A transcendental number from the diophantine equation $x+2y+3z=n$

Question

Let $\displaystyle n=1,2,3,\cdots.$ We denote by $D_n$ the number of non-negative integer solutions of the diophantine equation $$x+2y+3z=n$$

Prove that $$ \sum_{n=0}^{\infty} \frac{1}{D_{2n+1}} $$ is a transcendental number.

Answer 1

If I have not mistaken something, $$ [x^{2n+1}]\frac{1}{(1-x)(1-x^2)(1-x^3)} = \frac{(n+1)(n+3)}{3}, $$ when $n\equiv 0,2\pmod{3}$, and $$ [x^{2n+1}]\frac{1}{(1-x)(1-x^2)(1-x^3)} = \frac{(n+1)(n+3)+1}{3} $$ when $n\equiv 1\pmod{3}$, hence: $$\begin{eqnarray*}\sum_{n=0}^{+\infty}\frac{1}{D_{2n+1}}&=&\sum_{n=0}^{+\infty}\frac{3}{(n+1)(n+3)}-\!\!\!\!\sum_{n\equiv 1\!\!\pmod{\!\!3}}\frac{3}{(n+1)(n+3)(n+2)^2}\\&=&\frac{9}{4}-\frac{1}{3}\left(\frac{9}{2}-\frac{\sqrt{3}\,\pi}{2}-\frac{\pi^2}{6}\right)\\&=&\frac{1}{36}\left(27+2\pi\left(\pi+3\sqrt{3}\right)\right),\end{eqnarray*}$$ and we only need to show that $u=\pi(\pi+3\sqrt{3})$ is a trascendental number.

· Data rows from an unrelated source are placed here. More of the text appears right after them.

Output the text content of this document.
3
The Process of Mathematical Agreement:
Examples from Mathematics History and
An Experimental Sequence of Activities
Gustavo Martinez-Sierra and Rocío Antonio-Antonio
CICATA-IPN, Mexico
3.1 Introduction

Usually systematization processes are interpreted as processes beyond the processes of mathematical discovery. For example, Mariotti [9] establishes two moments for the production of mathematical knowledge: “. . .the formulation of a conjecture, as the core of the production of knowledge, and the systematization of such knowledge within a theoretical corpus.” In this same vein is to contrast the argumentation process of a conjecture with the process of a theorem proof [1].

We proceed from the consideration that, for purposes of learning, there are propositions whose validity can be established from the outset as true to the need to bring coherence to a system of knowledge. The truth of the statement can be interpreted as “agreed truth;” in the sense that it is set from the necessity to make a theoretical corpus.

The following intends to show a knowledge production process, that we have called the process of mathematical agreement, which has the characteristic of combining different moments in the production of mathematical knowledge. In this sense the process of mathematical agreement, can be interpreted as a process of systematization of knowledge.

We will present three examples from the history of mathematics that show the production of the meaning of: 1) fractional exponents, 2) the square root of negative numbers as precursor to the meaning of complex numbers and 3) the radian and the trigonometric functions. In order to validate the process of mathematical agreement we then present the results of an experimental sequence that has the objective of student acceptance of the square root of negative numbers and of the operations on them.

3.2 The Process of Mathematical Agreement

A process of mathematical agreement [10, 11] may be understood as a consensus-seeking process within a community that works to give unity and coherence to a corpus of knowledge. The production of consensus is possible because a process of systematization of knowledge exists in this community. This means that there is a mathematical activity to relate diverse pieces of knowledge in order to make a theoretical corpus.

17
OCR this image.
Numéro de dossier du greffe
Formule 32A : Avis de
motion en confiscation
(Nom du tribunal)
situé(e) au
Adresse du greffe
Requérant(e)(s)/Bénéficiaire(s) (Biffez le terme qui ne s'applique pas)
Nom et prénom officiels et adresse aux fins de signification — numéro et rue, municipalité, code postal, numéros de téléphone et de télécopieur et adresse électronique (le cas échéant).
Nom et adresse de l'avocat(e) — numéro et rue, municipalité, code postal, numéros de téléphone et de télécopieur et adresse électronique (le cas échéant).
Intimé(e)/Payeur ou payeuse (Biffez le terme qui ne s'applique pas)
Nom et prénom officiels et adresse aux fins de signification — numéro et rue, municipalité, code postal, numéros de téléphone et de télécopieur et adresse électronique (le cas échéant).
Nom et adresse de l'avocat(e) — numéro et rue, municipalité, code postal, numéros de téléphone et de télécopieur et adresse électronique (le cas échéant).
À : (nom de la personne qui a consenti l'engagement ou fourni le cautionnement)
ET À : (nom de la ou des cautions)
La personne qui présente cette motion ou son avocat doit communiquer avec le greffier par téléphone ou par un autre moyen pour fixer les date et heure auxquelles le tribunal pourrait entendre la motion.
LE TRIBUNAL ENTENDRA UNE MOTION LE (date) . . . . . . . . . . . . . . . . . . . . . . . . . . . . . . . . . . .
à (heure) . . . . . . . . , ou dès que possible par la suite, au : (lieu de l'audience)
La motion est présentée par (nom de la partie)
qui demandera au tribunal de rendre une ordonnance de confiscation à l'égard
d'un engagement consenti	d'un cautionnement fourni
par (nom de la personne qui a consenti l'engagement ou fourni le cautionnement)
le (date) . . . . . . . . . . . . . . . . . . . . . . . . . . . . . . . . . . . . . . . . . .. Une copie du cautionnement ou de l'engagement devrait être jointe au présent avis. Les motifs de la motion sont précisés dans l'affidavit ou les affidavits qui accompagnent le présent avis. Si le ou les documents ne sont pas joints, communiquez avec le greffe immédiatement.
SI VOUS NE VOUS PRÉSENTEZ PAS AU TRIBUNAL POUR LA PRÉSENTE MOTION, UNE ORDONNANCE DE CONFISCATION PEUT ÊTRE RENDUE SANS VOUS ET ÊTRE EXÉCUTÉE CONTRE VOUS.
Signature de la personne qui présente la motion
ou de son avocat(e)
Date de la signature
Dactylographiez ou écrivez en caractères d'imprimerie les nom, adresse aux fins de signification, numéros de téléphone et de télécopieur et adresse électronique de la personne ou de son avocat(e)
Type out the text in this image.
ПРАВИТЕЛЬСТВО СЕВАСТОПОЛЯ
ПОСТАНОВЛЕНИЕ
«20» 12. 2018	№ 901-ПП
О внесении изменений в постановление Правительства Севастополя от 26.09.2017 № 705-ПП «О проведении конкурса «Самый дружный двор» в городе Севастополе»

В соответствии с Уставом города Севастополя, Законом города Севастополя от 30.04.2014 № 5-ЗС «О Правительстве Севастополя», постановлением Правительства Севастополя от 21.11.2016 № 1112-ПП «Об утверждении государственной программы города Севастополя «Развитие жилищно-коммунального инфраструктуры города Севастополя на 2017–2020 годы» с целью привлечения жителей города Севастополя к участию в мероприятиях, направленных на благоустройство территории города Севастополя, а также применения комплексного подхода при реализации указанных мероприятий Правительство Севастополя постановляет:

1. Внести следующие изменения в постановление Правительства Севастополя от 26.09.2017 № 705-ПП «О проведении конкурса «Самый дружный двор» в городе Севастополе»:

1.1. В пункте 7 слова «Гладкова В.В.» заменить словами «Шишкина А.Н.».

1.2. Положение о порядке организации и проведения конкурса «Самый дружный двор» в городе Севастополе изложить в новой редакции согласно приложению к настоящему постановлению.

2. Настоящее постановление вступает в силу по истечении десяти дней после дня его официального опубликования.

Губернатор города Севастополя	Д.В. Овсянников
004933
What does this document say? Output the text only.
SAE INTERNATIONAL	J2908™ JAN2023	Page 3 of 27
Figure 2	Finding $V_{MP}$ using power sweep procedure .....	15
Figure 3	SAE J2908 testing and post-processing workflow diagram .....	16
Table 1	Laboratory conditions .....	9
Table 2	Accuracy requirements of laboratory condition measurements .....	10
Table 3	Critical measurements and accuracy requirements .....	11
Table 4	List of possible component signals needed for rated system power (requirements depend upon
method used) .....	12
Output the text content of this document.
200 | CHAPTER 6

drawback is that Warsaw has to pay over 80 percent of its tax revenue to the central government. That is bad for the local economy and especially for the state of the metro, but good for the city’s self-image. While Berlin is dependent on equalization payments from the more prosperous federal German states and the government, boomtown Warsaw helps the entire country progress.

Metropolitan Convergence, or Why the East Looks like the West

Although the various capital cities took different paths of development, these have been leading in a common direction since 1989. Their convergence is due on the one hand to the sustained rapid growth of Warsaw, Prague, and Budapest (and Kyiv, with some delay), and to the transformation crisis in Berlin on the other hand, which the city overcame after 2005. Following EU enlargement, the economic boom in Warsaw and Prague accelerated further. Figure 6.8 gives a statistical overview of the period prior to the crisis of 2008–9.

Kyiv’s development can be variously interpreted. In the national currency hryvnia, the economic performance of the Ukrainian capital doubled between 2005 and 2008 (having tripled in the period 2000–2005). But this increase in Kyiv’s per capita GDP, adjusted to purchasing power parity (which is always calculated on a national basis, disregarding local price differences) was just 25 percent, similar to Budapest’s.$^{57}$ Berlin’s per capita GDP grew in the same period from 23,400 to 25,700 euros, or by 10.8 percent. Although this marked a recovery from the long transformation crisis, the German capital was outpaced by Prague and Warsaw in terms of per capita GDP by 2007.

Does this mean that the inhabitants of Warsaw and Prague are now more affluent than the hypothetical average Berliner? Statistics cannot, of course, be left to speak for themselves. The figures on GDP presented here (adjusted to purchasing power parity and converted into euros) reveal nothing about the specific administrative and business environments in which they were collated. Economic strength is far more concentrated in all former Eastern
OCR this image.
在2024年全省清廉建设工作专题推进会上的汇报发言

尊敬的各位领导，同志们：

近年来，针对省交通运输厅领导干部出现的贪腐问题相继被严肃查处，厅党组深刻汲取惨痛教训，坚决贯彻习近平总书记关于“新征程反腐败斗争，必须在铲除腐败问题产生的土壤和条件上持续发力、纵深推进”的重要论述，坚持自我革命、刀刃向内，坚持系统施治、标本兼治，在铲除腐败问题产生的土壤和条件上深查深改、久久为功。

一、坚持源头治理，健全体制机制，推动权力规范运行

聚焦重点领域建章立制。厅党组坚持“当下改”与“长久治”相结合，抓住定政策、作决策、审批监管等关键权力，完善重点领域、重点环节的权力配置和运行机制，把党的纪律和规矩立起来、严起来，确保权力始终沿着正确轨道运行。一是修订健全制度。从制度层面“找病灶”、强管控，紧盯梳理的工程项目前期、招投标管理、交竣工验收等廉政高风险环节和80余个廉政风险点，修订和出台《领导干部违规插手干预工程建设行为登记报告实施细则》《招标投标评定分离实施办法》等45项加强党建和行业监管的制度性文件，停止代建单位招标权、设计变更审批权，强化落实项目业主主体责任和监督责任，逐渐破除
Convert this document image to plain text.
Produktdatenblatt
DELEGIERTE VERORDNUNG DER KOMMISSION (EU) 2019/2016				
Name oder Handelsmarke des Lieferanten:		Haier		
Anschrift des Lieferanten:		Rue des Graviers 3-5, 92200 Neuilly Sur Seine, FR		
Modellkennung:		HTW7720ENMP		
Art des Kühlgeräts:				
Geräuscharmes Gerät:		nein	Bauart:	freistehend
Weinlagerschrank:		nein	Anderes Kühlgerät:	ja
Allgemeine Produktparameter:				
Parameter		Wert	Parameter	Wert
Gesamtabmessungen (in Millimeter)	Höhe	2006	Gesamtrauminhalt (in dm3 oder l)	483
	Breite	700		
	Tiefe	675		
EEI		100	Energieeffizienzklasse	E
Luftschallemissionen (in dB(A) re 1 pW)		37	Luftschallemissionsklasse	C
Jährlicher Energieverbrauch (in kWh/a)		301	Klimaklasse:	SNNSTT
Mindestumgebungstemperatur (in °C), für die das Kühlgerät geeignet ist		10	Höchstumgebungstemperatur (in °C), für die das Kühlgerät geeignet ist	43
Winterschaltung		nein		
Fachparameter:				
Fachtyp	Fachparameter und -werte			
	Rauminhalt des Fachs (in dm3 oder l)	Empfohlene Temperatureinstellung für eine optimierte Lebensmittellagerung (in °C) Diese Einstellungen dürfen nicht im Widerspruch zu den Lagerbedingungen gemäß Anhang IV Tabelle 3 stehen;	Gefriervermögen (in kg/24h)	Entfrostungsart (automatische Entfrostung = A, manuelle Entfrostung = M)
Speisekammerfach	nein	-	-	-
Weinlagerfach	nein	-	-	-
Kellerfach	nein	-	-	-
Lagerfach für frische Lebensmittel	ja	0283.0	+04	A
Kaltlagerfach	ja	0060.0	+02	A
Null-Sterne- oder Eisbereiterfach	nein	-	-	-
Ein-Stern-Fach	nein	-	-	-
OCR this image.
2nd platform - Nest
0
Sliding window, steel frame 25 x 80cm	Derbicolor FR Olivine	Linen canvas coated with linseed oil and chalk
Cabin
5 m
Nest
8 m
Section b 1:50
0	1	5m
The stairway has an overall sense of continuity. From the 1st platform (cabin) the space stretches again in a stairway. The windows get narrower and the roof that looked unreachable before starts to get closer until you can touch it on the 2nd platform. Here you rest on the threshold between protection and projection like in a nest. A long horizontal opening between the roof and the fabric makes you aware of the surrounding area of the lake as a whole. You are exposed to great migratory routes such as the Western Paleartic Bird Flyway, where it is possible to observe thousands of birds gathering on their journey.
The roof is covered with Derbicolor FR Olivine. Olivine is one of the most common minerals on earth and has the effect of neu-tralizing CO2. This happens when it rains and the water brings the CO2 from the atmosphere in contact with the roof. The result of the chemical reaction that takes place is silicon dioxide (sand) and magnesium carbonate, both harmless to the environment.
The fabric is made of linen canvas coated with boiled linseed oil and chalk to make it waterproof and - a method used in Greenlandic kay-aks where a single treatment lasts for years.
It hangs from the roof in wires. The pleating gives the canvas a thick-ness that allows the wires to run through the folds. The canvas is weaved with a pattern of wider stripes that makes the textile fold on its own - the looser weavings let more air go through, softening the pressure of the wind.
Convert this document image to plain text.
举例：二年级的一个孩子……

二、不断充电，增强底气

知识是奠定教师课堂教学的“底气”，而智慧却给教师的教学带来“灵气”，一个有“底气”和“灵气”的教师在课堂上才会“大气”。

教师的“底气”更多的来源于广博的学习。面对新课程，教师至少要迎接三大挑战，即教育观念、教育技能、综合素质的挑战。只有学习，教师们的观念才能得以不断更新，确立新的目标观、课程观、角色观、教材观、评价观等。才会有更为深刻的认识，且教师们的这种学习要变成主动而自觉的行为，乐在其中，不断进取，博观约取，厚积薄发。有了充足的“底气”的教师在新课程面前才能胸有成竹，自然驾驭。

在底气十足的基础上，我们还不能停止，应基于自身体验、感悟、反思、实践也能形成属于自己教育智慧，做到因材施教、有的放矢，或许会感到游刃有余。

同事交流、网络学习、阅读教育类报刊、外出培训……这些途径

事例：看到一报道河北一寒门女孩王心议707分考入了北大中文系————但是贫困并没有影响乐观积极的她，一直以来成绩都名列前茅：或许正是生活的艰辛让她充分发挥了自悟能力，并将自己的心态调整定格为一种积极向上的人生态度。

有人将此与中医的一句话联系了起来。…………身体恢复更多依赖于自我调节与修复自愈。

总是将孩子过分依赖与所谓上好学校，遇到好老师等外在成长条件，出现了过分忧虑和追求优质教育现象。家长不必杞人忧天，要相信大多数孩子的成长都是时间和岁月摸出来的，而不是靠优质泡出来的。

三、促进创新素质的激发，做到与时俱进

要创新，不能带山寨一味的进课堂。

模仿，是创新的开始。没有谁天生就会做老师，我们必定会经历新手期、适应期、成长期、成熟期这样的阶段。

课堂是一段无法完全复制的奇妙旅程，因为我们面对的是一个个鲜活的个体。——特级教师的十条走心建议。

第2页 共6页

But if $u$ were algebraic, then $$\pi = \frac{-3\sqrt{3}+\sqrt{27+4u}}{2}$$ would be algebraic too, contradiction.

Answer 2

We have that $$ \displaystyle D_{n} = \left \lfloor \frac {(n+3)^2}{12} \right \rceil $$ where $\lfloor x \rceil$ is the nearest integer to $x$. You can find a detailed proof here (first pdf link, p.50). It gives $$ D_{2n+1} = \left \lfloor \frac {(n+2)^2}{3} \right \rceil. $$

As Jack D'Aurizio explained, we deduce that

$$ \sum_{n=0}^{\infty} \frac{1}{D_{2n+1}}=\frac{3}{4} + \frac{\pi \sqrt{3}}{6} + \frac{\pi^2}{18} $$

Since $\sqrt{3}$ is algebraic, this sum is transcendental as $\pi$ is.

Likewise, we obtain

$$ \sum_{n=0}^{\infty} \frac{1}{D_{n}}= \frac{135}{36} - \frac{\pi \sqrt{3}}{6} + \frac{\pi^2}{18} +\frac{\pi \sqrt{3}}{3}\tan \left( \frac{\pi \sqrt{3}}{6} \right), $$ $$ \sum_{n=0}^{\infty} \frac{(-1)^n}{D_{n}}=\frac{9}{4} - \frac{\pi \sqrt{3}}{2} + \frac{\pi^2}{18} +\frac{\pi \sqrt{3}}{3}\tan \left( \frac{\pi \sqrt{3}}{6} \right). $$

For these two last sums, it seems rather difficult to prove they are transcendental, as we may suspect they are.